This is a popular Punjabi dish. It contains mustard leaves, spinach leaves along with goosefoot also called bathua leaves has many health benefits. Sarson ka saag is high in nutrients, especially macronutrients It is high in fiber which regulates metabolism. Mustard leaves are rich in calcium, phosphorous, and magnesium essential for maintaining strong bones. along with this bathua is good for weight loss and can also help in skin care. Along with this, we eat makki ki roti is gluten-free and rich in vitamins like A, D, E, and K . Makki ki roti is rich in iron, zinc, and phosphorus, and also improves eyesight. We added homemade white butter in this recipe rather than the market yellow butter to add a delicious flavor and nutrition. Yellow butter typically includes salt, trans fats, and artificial coloring, whereas white butter, lovingly prepared at home, is free from such additives. Not only is it richer in essential nutrients like milk proteins, vitamins A and D, and saturated fats, which are good for bone health and immunity but it’s also gentler on your digestive system.
INGREDIENTS
SARSO KA SAAG
Mustard Leaves(Sarson)-300 g (chopped)
Spinach leaves (Palak)-150g (chopped)
Bathua/Goosefoot LEAVES-1 cup (chopped)
Garlic-6 cloves (finely chopped)
Ginger- 1.5 inch (peeled and chopped)
Green chillies 2 chopped
Asafoetida/heeng-1 pinch
Cumin Seeds-1 tsp
Red chili Powder-1/2 tsp
Coriander Powder-1/2 tsp
Maize flour/Makki ka atta-2 tbsp
Onion 1 large (chopped)
Tomato-1 large finely chopped
Salt-to taste
Homemade white Butter 4 tbsp + some to pour over
Desi ghee 4 tbsp
Water- 1/2 cup
2 cups maize flour (makki ka atta) – 200 gram
1 cup hot water or add as required
1 teaspoon carom seeds (ajwain)
salt as required
Knead a dough by mixing all ingredients in a bowl with hot water.
2 Cup full fat cream or malai
4 Cup iced water
METHOD TO PREPARE SARSON KA SAAG
Properly wash and rinse mustard leaves, spinach leaves and bathua to remove dirt and mud. Now remove leaves’ hard stems and keep gentle leaves for saag preparation. Chop these leaves altogether.
Put a pressure cooker on flame, take 2 tbsp of desi ghee, and add half of the chopped ginger, garlic, and green chilies. Now add all the green leafy vegetables (Mustard, Spinach, and bathua ) and 1/2 cup of water.

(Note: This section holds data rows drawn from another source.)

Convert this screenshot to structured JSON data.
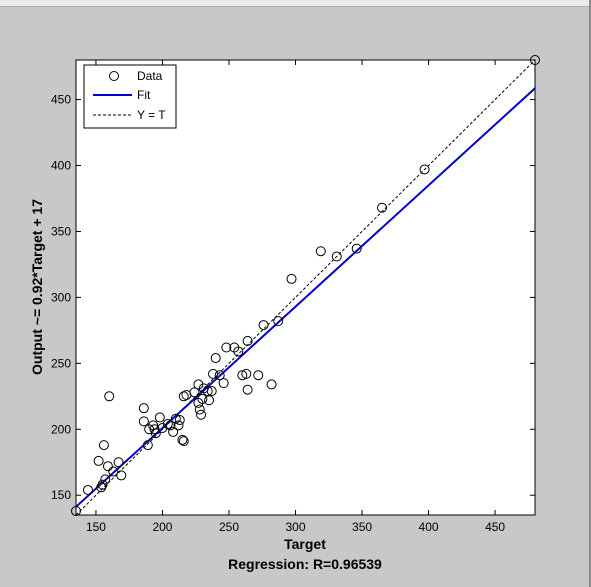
{
  "chart_data": {
    "type": "scatter",
    "title": "Regression: R=0.96539",
    "xlabel": "Target",
    "ylabel": "Output ~= 0.92*Target + 17",
    "xlim": [
      135,
      480
    ],
    "ylim": [
      135,
      480
    ],
    "xticks": [
      "150",
      "200",
      "250",
      "300",
      "350",
      "400",
      "450"
    ],
    "yticks": [
      "150",
      "200",
      "250",
      "300",
      "350",
      "400",
      "450"
    ],
    "grid": false,
    "legend_position": "top-left",
    "legend": [
      {
        "label": "Data",
        "style": "circle"
      },
      {
        "label": "Fit",
        "style": "solid",
        "color": "#0000d0"
      },
      {
        "label": "Y = T",
        "style": "dashed",
        "color": "#000000"
      }
    ],
    "fit": {
      "slope": 0.92,
      "intercept": 17
    },
    "series": [
      {
        "name": "Data",
        "marker": "circle",
        "points": [
          [
            135,
            138
          ],
          [
            144,
            154
          ],
          [
            152,
            176
          ],
          [
            154,
            156
          ],
          [
            155,
            158
          ],
          [
            156,
            188
          ],
          [
            157,
            162
          ],
          [
            159,
            172
          ],
          [
            160,
            225
          ],
          [
            163,
            168
          ],
          [
            167,
            175
          ],
          [
            169,
            165
          ],
          [
            186,
            216
          ],
          [
            186,
            206
          ],
          [
            189,
            188
          ],
          [
            190,
            200
          ],
          [
            193,
            203
          ],
          [
            194,
            200
          ],
          [
            195,
            197
          ],
          [
            198,
            209
          ],
          [
            200,
            201
          ],
          [
            204,
            204
          ],
          [
            206,
            203
          ],
          [
            208,
            198
          ],
          [
            210,
            208
          ],
          [
            212,
            203
          ],
          [
            213,
            207
          ],
          [
            215,
            192
          ],
          [
            216,
            225
          ],
          [
            216,
            191
          ],
          [
            218,
            226
          ],
          [
            224,
            228
          ],
          [
            227,
            234
          ],
          [
            227,
            220
          ],
          [
            228,
            215
          ],
          [
            229,
            211
          ],
          [
            230,
            223
          ],
          [
            231,
            231
          ],
          [
            234,
            229
          ],
          [
            235,
            222
          ],
          [
            237,
            229
          ],
          [
            238,
            242
          ],
          [
            240,
            254
          ],
          [
            243,
            241
          ],
          [
            246,
            235
          ],
          [
            248,
            262
          ],
          [
            254,
            262
          ],
          [
            257,
            259
          ],
          [
            260,
            241
          ],
          [
            263,
            242
          ],
          [
            264,
            267
          ],
          [
            264,
            230
          ],
          [
            272,
            241
          ],
          [
            276,
            279
          ],
          [
            282,
            234
          ],
          [
            287,
            282
          ],
          [
            297,
            314
          ],
          [
            319,
            335
          ],
          [
            331,
            331
          ],
          [
            346,
            337
          ],
          [
            365,
            368
          ],
          [
            397,
            397
          ],
          [
            480,
            480
          ]
        ]
      }
    ]
  }
}
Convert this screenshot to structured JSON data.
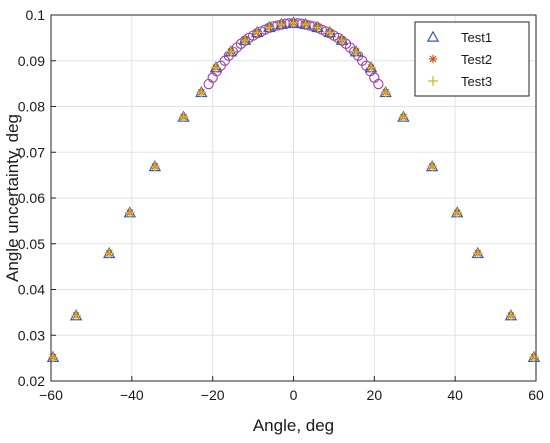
{
  "chart_data": {
    "type": "scatter",
    "title": "",
    "xlabel": "Angle, deg",
    "ylabel": "Angle uncertainty, deg",
    "xlim": [
      -60,
      60
    ],
    "ylim": [
      0.02,
      0.1
    ],
    "xticks": [
      -60,
      -40,
      -20,
      0,
      20,
      40,
      60
    ],
    "xtick_labels": [
      "−60",
      "−40",
      "−20",
      "0",
      "20",
      "40",
      "60"
    ],
    "yticks": [
      0.02,
      0.03,
      0.04,
      0.05,
      0.06,
      0.07,
      0.08,
      0.09,
      0.1
    ],
    "ytick_labels": [
      "0.02",
      "0.03",
      "0.04",
      "0.05",
      "0.06",
      "0.07",
      "0.08",
      "0.09",
      "0.1"
    ],
    "grid": true,
    "legend_position": "top-right",
    "x": [
      -59.5,
      -53.8,
      -45.6,
      -40.5,
      -34.3,
      -27.2,
      -22.8,
      -19.2,
      -15.5,
      -12.0,
      -9.0,
      -6.0,
      -3.0,
      0.0,
      3.0,
      6.0,
      9.0,
      12.0,
      15.5,
      19.2,
      22.8,
      27.2,
      34.3,
      40.5,
      45.6,
      53.8,
      59.5
    ],
    "series": [
      {
        "name": "Test1",
        "marker": "triangle",
        "color": "#2f5fa8",
        "values": [
          0.0252,
          0.0343,
          0.0479,
          0.0568,
          0.0669,
          0.0777,
          0.0831,
          0.0885,
          0.092,
          0.0945,
          0.0962,
          0.0973,
          0.098,
          0.0983,
          0.098,
          0.0973,
          0.0962,
          0.0945,
          0.092,
          0.0885,
          0.0831,
          0.0777,
          0.0669,
          0.0568,
          0.0479,
          0.0343,
          0.0252
        ]
      },
      {
        "name": "Test2",
        "marker": "asterisk",
        "color": "#c85a1e",
        "values": [
          0.0252,
          0.0343,
          0.0479,
          0.0568,
          0.0669,
          0.0777,
          0.0831,
          0.0885,
          0.092,
          0.0945,
          0.0962,
          0.0973,
          0.098,
          0.0983,
          0.098,
          0.0973,
          0.0962,
          0.0945,
          0.092,
          0.0885,
          0.0831,
          0.0777,
          0.0669,
          0.0568,
          0.0479,
          0.0343,
          0.0252
        ]
      },
      {
        "name": "Test3",
        "marker": "plus",
        "color": "#d8b22b",
        "values": [
          0.0252,
          0.0343,
          0.0479,
          0.0568,
          0.0669,
          0.0777,
          0.0831,
          0.0885,
          0.092,
          0.0945,
          0.0962,
          0.0973,
          0.098,
          0.0983,
          0.098,
          0.0973,
          0.0962,
          0.0945,
          0.092,
          0.0885,
          0.0831,
          0.0777,
          0.0669,
          0.0568,
          0.0479,
          0.0343,
          0.0252
        ]
      }
    ],
    "extra_series": {
      "marker": "circle",
      "color": "#a040a0",
      "x": [
        -21.0,
        -20.0,
        -19.0,
        -18.0,
        -17.0,
        -16.0,
        -15.0,
        -14.0,
        -13.0,
        -12.0,
        -11.0,
        -10.0,
        -9.0,
        -8.0,
        -7.0,
        -6.0,
        -5.0,
        -4.0,
        -3.0,
        -2.0,
        -1.0,
        0.0,
        1.0,
        2.0,
        3.0,
        4.0,
        5.0,
        6.0,
        7.0,
        8.0,
        9.0,
        10.0,
        11.0,
        12.0,
        13.0,
        14.0,
        15.0,
        16.0,
        17.0,
        18.0,
        19.0,
        20.0,
        21.0
      ],
      "values": [
        0.0849,
        0.0863,
        0.0877,
        0.0889,
        0.09,
        0.0911,
        0.092,
        0.0929,
        0.0937,
        0.0944,
        0.095,
        0.0955,
        0.096,
        0.0964,
        0.0968,
        0.0972,
        0.0975,
        0.0977,
        0.0979,
        0.0981,
        0.0982,
        0.0982,
        0.0982,
        0.0981,
        0.0979,
        0.0977,
        0.0975,
        0.0972,
        0.0968,
        0.0964,
        0.096,
        0.0955,
        0.095,
        0.0944,
        0.0937,
        0.0929,
        0.092,
        0.0911,
        0.09,
        0.0889,
        0.0877,
        0.0863,
        0.0849
      ]
    }
  }
}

Cook for one whistle. Let it release its pressure and cool down. Meanwhile, heat 2 tbsp of desi ghee in another pan, and add in asafoetida and cumin seeds. When cumin seeds crackle, add the remaining garlic, ginger, and green chilies. Saute for a while
Now add in chopped onion and saute until softened, after that add finely chopped tomatoes. Put in coriander, red chilly powder, and salt. Saute intermittently until tomatoes are properly cooked and mashed. Meanwhile blend green leafy vegetables mix in a blender until smooth, Now add it into the pan on low flame, give it a mix, cover it with a lid, and let it cook. Just after adding pureed leafy vegetables, cover it with a lid. Add Maize flour and mix well. Cook for another two minutes. Sarson ka saag is ready to eat.
METHOD TO PREPARE HOMEMADE BUTTER
To make butter at home you can use cream (malai) from the milk. However, this fresh cream (malai) can be collected by boiling 1 liter of full fat milk everyday for 10 days and stored in the refrigerator in an airtight container.
Keep iced water ready in a separate bowl. Bring out cream or malai from the refrigerator. Let it sit at room temperature then to make white butter we combine the malai and 2 cups of iced water in a deep bowl and blend using a hand blender for 3 to 4 minutes.
Continue to whisk and you will find a thick layer of butter formed, remove this using a large spoon in a deep bowl. Squeeze out all the water lightly by pressing it between your palms and put it in a deep bowl. Store homemade butter in a clean airtight bowl, in the refrigerator. It lasts for 2 days.